Tax-free savings accounts (TFSA) offer a wide range of benefits and mostly designed to address a certain problem that customers come across in the financial lives. As you may know, investments methods or vehicles are mainly created and designed to meet specific individual needs and expectations
As explained, the TFSA should not be viewed as one-size-fits-all solution, as an investor, you must be open to many other opportunities that presents themselves to you in the process.
With these type of investments, you are entitled to invest up to R30 000 per year into a TFSA and your contributions are capped at a lifetime limit of R500 000. The lifetime amount of R500 000 will obviously be reached after R17 years for the R30 000 investments.
When to use tax-free savings accounts
- Achieving long-term investment goals;
- Saving for retirement when your income is below the income tax threshold, and you’ll consequently not enjoy any personal income tax relief from contributions made to retirement funds;
- Topping up retirement savings over and above the maximum amount per annum (namely R350 000) that one can receive tax breaks on.

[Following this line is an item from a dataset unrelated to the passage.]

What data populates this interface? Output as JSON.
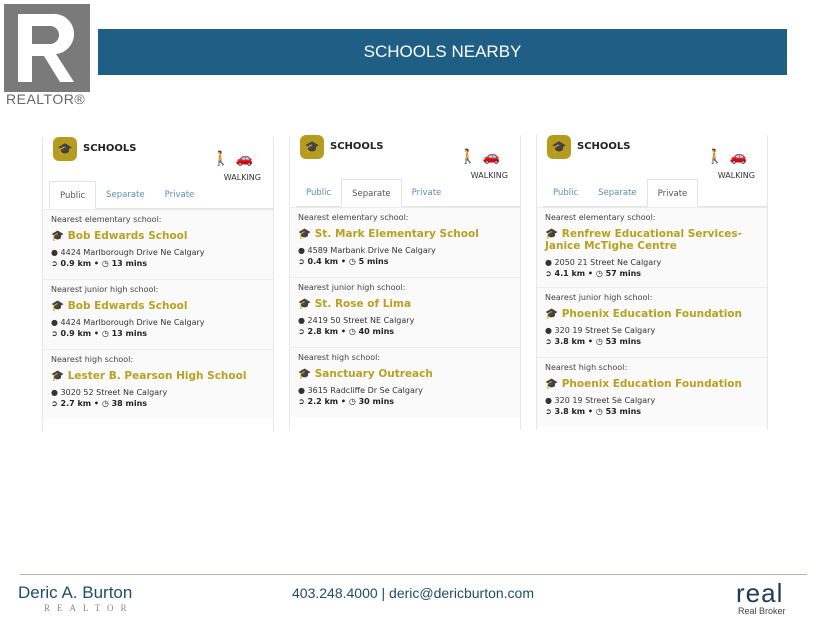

Given that most South Africans are under-funded for retirement, there is a need for most working people to play catch up and contribute more than the deductible limits in retirement funds.
- Saving for retirement when you are uncertain about your long-term income or job security and may therefore need to access the capital if you become unemployed;
- Saving for retirement if you are uncertain whether you will emigrate, in which case you may want to realise the investment to expatriate your capital should you leave.